The Middle School encourages Year 8 students to be actively involved in the selection of their elective subjects. On Monday, 17 June a Talking Futures afternoon has been organised which includes a variety of opportunities for girls and parents to find out about subject selection for Year 9, 2020. An information session from 2.25 to 3.25pm will outline the subject selection process; this will be held in the Langford Theatre. From 3.30 to 4.30pm there will be a Subject Display and Careers Expo, in the JR Cafeteria, where girls and parents will have the opportunity to speak directly to the Heads of Faculty. This is an exciting opportunity as the girls get to make substantial decisions around the shape and focus of their learning, enabling them to pursue their interests, curiosities and passions. We urge parents to come along and take an active role in their daughter’s subject selection process.

It is wonderful to see so many girls wearing their School Uniform with pride. The colder weather has seen staff and students donning scarves and jumpers and appreciating any opportunity to keep warm via various activities. Fortunately, girls are regularly active, with HPE, sport, and co-curricular activities. However, some need reminding that the sports jacket is to be worn only with the sport uniform. To keep warm the girls are able to wear their School jumper as well as their blazer.

It is inevitable that belongings will be misplaced by students at various times during their school life. It is essential that all uniform items are clearly labelled with the current student’s name, as far too much time can be wasted dealing with unnamed or misnamed clothing. The support of parents is very important in this as it is impossible to distribute unnamed lost property.

At this time of term both staff and students may be feeling a little tired. Teenagers need plenty of sleep and should be getting between 8 to 10 hours of sleep each night. Research has shown that the use of bright screens at nighttime can suppress the release of melatonin which signals the body that it is night; when this signal is delayed it makes it more difficult to sleep. The importance of sleep cannot be underestimated as it is essential for their physical and mental wellbeing, including academic performance. The following are a few simple suggestions to help the girls to take care of themselves.

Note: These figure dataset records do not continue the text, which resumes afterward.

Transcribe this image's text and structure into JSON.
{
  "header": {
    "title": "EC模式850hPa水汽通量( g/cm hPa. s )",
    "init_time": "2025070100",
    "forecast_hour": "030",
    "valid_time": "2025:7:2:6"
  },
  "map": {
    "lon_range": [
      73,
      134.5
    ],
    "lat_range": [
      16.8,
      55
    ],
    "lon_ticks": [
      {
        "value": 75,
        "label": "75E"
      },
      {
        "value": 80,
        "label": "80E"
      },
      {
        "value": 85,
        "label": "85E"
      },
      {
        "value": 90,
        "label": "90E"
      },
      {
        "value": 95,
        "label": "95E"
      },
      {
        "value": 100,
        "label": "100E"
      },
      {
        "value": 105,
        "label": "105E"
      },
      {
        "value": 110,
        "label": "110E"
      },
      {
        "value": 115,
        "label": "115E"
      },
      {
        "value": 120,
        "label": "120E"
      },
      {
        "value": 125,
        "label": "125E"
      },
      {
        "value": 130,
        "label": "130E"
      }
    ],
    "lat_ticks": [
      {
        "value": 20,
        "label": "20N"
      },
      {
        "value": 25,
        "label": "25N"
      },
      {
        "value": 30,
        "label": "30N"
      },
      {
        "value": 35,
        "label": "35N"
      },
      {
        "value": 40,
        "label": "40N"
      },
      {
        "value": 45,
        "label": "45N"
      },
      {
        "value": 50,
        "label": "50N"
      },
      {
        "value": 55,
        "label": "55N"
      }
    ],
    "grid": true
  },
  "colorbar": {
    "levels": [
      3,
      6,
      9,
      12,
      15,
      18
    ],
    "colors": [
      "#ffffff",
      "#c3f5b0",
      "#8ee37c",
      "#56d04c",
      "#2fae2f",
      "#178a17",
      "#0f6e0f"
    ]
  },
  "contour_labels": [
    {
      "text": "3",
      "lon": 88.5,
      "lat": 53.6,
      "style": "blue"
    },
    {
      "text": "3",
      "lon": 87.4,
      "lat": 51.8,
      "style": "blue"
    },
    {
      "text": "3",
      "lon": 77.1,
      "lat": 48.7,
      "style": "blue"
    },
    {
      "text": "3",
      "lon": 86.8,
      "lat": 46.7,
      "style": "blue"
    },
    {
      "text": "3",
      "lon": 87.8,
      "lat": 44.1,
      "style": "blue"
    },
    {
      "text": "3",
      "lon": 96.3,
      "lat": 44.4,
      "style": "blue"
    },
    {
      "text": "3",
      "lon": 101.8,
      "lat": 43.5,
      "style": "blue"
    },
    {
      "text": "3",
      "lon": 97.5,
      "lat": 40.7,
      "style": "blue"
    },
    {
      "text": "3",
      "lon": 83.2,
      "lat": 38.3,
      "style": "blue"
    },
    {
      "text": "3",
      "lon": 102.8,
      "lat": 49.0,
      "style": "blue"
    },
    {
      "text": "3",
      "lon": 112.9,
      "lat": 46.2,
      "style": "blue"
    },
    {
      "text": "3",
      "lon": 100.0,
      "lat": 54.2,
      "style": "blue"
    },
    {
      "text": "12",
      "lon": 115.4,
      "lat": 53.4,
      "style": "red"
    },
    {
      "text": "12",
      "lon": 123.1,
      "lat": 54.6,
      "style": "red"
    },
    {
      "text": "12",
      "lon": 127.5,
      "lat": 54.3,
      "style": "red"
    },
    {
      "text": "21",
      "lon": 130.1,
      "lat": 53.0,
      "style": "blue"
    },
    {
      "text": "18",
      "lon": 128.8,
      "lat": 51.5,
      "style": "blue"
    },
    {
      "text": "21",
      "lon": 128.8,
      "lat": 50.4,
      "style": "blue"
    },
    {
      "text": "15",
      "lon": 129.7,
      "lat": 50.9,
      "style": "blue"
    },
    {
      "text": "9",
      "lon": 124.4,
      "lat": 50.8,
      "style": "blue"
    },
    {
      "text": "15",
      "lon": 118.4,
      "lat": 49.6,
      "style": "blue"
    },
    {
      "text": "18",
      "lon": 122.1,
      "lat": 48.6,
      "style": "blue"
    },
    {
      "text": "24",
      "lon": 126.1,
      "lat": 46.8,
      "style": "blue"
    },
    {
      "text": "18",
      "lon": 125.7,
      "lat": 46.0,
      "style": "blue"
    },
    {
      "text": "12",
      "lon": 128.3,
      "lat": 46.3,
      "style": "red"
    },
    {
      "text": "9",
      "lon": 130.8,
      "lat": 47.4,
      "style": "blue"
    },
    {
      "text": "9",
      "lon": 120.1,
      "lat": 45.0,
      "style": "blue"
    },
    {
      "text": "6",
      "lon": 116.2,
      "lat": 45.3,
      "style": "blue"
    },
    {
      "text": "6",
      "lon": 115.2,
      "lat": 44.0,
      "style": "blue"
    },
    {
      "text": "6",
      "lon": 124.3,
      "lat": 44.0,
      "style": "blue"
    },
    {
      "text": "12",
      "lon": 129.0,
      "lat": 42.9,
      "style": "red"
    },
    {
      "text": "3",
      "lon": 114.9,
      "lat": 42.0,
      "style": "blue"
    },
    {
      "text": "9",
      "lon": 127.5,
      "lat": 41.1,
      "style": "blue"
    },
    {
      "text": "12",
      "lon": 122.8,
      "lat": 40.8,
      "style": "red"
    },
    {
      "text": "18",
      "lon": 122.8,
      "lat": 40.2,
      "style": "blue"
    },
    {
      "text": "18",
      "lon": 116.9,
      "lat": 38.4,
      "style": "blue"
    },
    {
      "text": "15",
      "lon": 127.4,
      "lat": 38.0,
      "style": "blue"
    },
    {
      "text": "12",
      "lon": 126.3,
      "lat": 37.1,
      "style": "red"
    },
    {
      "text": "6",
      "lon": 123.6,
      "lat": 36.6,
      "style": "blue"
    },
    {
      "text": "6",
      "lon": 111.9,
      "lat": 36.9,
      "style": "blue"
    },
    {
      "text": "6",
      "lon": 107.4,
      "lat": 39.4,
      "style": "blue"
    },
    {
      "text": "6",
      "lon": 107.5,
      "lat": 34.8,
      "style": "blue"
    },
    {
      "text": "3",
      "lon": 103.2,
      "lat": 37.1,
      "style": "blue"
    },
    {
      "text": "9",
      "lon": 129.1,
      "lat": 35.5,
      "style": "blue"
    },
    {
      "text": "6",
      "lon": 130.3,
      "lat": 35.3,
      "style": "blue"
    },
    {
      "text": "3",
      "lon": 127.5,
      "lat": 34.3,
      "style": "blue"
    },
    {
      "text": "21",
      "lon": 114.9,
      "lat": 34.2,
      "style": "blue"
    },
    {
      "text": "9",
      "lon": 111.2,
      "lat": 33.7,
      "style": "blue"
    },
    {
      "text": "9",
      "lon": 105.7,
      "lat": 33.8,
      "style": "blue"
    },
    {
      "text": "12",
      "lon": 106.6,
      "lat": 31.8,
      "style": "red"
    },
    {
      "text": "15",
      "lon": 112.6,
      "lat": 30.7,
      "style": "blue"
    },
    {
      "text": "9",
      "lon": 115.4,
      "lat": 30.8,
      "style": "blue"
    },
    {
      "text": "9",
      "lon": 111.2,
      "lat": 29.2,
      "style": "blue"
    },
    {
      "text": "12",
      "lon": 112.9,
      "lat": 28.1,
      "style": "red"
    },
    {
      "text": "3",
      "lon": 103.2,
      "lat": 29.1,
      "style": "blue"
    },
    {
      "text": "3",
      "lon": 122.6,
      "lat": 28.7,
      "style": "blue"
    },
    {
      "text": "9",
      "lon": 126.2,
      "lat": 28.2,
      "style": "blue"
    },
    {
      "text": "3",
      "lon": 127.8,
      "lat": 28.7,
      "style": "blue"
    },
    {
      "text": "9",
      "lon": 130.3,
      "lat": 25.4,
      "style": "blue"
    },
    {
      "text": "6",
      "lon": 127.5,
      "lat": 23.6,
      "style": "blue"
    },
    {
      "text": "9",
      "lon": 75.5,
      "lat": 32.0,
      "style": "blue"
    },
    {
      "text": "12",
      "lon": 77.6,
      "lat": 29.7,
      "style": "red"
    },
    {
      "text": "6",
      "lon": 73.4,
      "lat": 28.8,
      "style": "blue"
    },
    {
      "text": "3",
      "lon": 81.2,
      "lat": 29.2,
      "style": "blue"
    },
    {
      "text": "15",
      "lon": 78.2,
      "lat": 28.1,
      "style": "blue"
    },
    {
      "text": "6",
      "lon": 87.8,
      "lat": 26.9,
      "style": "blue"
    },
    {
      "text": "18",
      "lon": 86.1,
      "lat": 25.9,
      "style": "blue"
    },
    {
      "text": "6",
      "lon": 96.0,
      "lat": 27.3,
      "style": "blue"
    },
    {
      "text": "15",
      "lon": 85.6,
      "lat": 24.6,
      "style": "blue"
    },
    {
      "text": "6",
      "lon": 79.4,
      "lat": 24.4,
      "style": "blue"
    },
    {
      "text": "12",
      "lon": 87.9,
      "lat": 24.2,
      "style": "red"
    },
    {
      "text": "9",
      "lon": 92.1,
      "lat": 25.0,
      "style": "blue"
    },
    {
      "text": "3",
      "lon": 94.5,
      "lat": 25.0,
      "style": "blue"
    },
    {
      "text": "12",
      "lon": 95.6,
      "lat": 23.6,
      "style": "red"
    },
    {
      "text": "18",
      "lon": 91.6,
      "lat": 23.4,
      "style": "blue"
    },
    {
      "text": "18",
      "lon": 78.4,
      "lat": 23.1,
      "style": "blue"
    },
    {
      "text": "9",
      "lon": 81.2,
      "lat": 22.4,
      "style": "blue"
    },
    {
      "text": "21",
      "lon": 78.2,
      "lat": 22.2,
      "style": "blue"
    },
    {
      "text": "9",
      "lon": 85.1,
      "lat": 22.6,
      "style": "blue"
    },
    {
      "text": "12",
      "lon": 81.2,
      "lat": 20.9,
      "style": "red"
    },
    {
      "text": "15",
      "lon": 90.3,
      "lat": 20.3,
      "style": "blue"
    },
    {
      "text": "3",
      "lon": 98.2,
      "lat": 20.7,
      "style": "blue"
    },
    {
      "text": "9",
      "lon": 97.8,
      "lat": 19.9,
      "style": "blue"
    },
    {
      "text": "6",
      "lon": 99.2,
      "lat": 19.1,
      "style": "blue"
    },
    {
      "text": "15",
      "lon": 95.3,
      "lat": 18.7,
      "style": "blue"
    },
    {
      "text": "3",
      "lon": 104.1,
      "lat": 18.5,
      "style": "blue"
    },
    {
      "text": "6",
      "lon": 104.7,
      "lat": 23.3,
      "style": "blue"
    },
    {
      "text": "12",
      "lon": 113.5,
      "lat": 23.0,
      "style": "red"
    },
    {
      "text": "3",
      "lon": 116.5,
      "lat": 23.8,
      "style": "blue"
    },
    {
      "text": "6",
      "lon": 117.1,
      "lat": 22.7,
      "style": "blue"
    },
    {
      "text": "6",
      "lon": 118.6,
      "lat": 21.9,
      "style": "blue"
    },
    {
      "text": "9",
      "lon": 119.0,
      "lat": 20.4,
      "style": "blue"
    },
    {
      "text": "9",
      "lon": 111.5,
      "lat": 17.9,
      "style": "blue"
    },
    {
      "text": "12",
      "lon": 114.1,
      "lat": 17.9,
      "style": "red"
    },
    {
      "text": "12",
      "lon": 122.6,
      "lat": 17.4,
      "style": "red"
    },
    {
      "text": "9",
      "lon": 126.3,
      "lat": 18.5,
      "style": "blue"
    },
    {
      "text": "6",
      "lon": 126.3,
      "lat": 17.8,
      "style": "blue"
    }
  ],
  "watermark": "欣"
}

  • Stick to regular sleep and waking up times.
  • Make the bedroom a sleep haven – cool, dark and quiet.
  • Limit screen time 90 minutes before going to sleep.
  • Let in bright light in the morning to signal waking up time.
  • Exercise regularly.

Everybody needs downtime and the holidays provide an ideal opportunity to catch up with friends, to read that book you’ve been wanting to, to spend more time with family as well as resting and re-energising. I hope you all enjoy the three-week winter break.